Fehmi KORU
“Neredeyse bütünüyle beş kişinin sohbetiyle geçen bir film var, izler misin?” sorusuna muhatap olsam, muhtemelen olumlu cevap vermezdim. Dün Digitürk’te karşıma çıkan 2014 yapımı ‘İthaca’ya Dönüş’ tam da böyle bir film; hem paşa paşa izledim, hem de olağanüstü etkilendim.
“İzlediğin ve etkilendiğin filmleri paylaş” diyen yakınlarım bile, bunun hemen ardından, “Sakın her şeyi de ifşa etme” diye ekliyor.
Öyle yapmaya gayret edeceğim.
Adada 5 kişi
‘Ithaca’ adıyla bir Yunan adası var, Homer’in (MÖ 9. yy) meşhur Odysseius adlı eserinde adı geçiyor adanın. Yalnız Homer’in adayla ilgili verdiği bilgi, şimdi aynı adı taşıyan adaya pek uymuyor.
Sanki İzmir/Çeşme’nin karşısındaki Sakız (Chios) adası daha uygun gibi…
Ithaca’ya dönüş, kavram olarak, Homer’in efsanevi kahramanı Odysseius’un çarptırıldığı 10 yıllık cezayı çektikten sonra yeniden adasına dönmesini ifade ediyor.
Zorlu bir yolculuğa katlanması gerekiyor Odysseius’un…
Film 16 yıl boyunca kendini sürgün ettiği İspanya’dan ülkesi Küba’ya dönen bir aydının o uzun yıllar boyunca ayrı kaldığı ve özlediği dört arkadaşıyla ilk buluşmasını anlatıyor.
Küba ada-devleti demir yumrukla yöneten Castro’nun ülkesi. Bu beş kişi (4’ü erkek 1’i kadın) da herbiri yetenekli birer insan. Ancak film boyunca Castro’nun denetimli rejiminin onları çepeçevre nasıl sardığını ve nefessiz bıraktığını hissediyoruz.
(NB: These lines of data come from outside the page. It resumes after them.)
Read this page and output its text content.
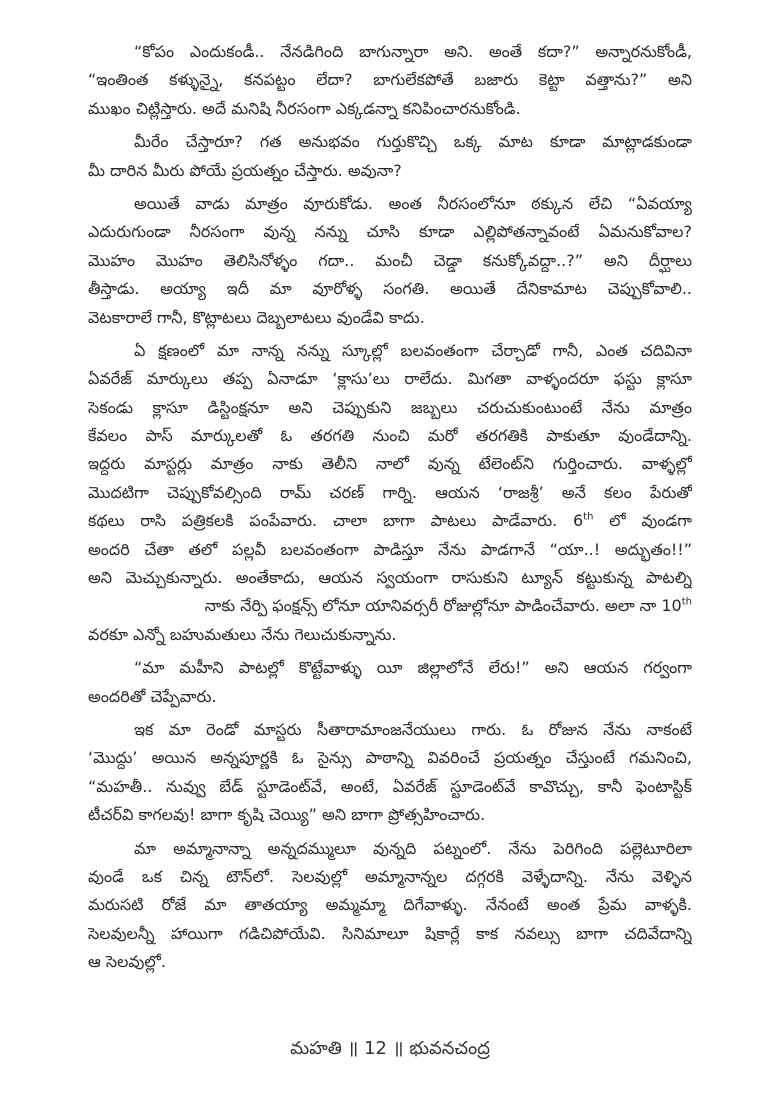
“కోపం ఎందుకండీ.. నేనడిగింది బాగున్నారా అని. అంతే కదా?” అన్నారనుకోండీ,
“ఇంతింత కళ్ళున్నై, కనపట్టం లేదా? బాగులేకపోతే బజారు కెట్టా వత్తాను?” అని
ముఖం చిట్లిస్తారు. అదే మనిషి నీరసంగా ఎక్కడన్నా కనిపించారనుకోండి.
మీరేం చేస్తారూ? గత అనుభవం గుర్తుకొచ్చి ఒక్క మాట కూడా మాట్లాడకుండా
మీ దారిన మీరు పోయే ప్రయత్నం చేస్తారు. అవునా?
అయితే వాడు మాత్రం వూరుకోడు. అంత నీరసంలోనూ ఠక్కున లేచి “ఏవయ్యా
ఎదురుగుండా నీరసంగా వున్న నన్ను చూసి కూడా ఎల్లిపోతన్నావంటే ఏమనుకోవాల?
మొహం మొహం తెలిసినోళ్ళం గదా.. మంచీ చెడ్డా కనుక్కోవద్దా..?” అని దీర్ఘాలు
తీస్తాడు. అయ్యా ఇదీ మా వూరోళ్ళ సంగతి. అయితే దేనికామాట చెప్పుకోవాలి..
వెటకారాలే గానీ, కొట్లాటలు దెబ్బలాటలు వుండేవి కాదు.
ఏ క్షణంలో మా నాన్న నన్ను స్కూల్లో బలవంతంగా చేర్చాడో గానీ, ఎంత చదివినా
ఏవరేజ్ మార్కులు తప్ప ఏనాడూ ‘క్లాసు’లు రాలేదు. మిగతా వాళ్ళందరూ ఫస్టు క్లాసూ
సెకండు క్లాసూ డిస్టింక్షనూ అని చెప్పుకుని జబ్బలు చరుచుకుంటుంటే నేను మాత్రం
కేవలం పాస్ మార్కులతో ఓ తరగతి నుంచి మరో తరగతికి పాకుతూ వుండేదాన్ని.
ఇద్దరు మాస్టర్లు మాత్రం నాకు తెలీని నాలో వున్న టేలెంట్‌ని గుర్తించారు. వాళ్ళల్లో
మొదటిగా చెప్పుకోవల్సింది రామ్ చరణ్ గార్ని. ఆయన ‘రాజశ్రీ’ అనే కలం పేరుతో
కథలు రాసి పత్రికలకి పంపేవారు. చాలా బాగా పాటలు పాడేవారు. 6th లో వుండగా
అందరి చేతా తలో పల్లవీ బలవంతంగా పాడిస్తూ నేను పాడగానే “యా..! అద్భుతం!!”
అని మెచ్చుకున్నారు. అంతేకాదు, ఆయన స్వయంగా రాసుకుని ట్యూన్ కట్టుకున్న పాటల్ని
నాకు నేర్పి ఫంక్షన్స్ లోనూ యానివర్సరీ రోజుల్లోనూ పాడించేవారు. అలా నా 10th
వరకూ ఎన్నో బహుమతులు నేను గెలుచుకున్నాను.
“మా మహీని పాటల్లో కొట్టేవాళ్ళు యీ జిల్లాలోనే లేరు!” అని ఆయన గర్వంగా
అందరితో చెప్పేవారు.
ఇక మా రెండో మాస్టరు సీతారామాంజనేయులు గారు. ఓ రోజున నేను నాకంటే
‘మొద్దు’ అయిన అన్నపూర్ణకి ఓ సైన్సు పాఠాన్ని వివరించే ప్రయత్నం చేస్తుంటే గమనించి,
“మహతీ.. నువ్వు బేడ్ స్టూడెంట్‌వే, అంటే, ఏవరేజ్ స్టూడెంట్‌వే కావొచ్చు, కానీ ఫెంటాస్టిక్
టీచర్‌వి కాగలవు! బాగా కృషి చెయ్యి” అని బాగా ప్రోత్సహించారు.
మా అమ్మానాన్నా అన్నదమ్ములూ వున్నది పట్నంలో. నేను పెరిగింది పల్లెటూరిలా
వుండే ఒక చిన్న టౌన్‌లో. సెలవుల్లో అమ్మానాన్నల దగ్గరకి వెళ్ళేదాన్ని. నేను వెళ్ళిన
మరుసటి రోజే మా తాతయ్యా అమ్మమ్మా దిగేవాళ్ళు. నేనంటే అంత ప్రేమ వాళ్ళకి.
సెలవులన్నీ హాయిగా గడిచిపోయేవి. సినిమాలూ షికార్లే కాక నవల్సు బాగా చదివేదాన్ని
ఆ సెలవుల్లో.
మహతి ॥ 12 ॥ భువనచంద్ర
Önce “Niye gittin?” sorularına muhatap olan ülkesine dönen adam, filmin sonuna doğru, onun yerini bir başka sorunun aldığını fark ediyor: “Ne, burada kalmak mı istiyorsun, deli misin sen?” sorusunun…
Banal bir Castro-karşıtı film sanılmasını istemem ‘Ithaca’ya Dönüş’ün; tam tersine bir Küba güzellemesi…
Güzelim ada-ülkesinin Castro ve çevresinin üzerlerine geçirdiği ideolojik deli gömleği içerisinde çırpınışlarını dolaylı olarak anlatıyor film.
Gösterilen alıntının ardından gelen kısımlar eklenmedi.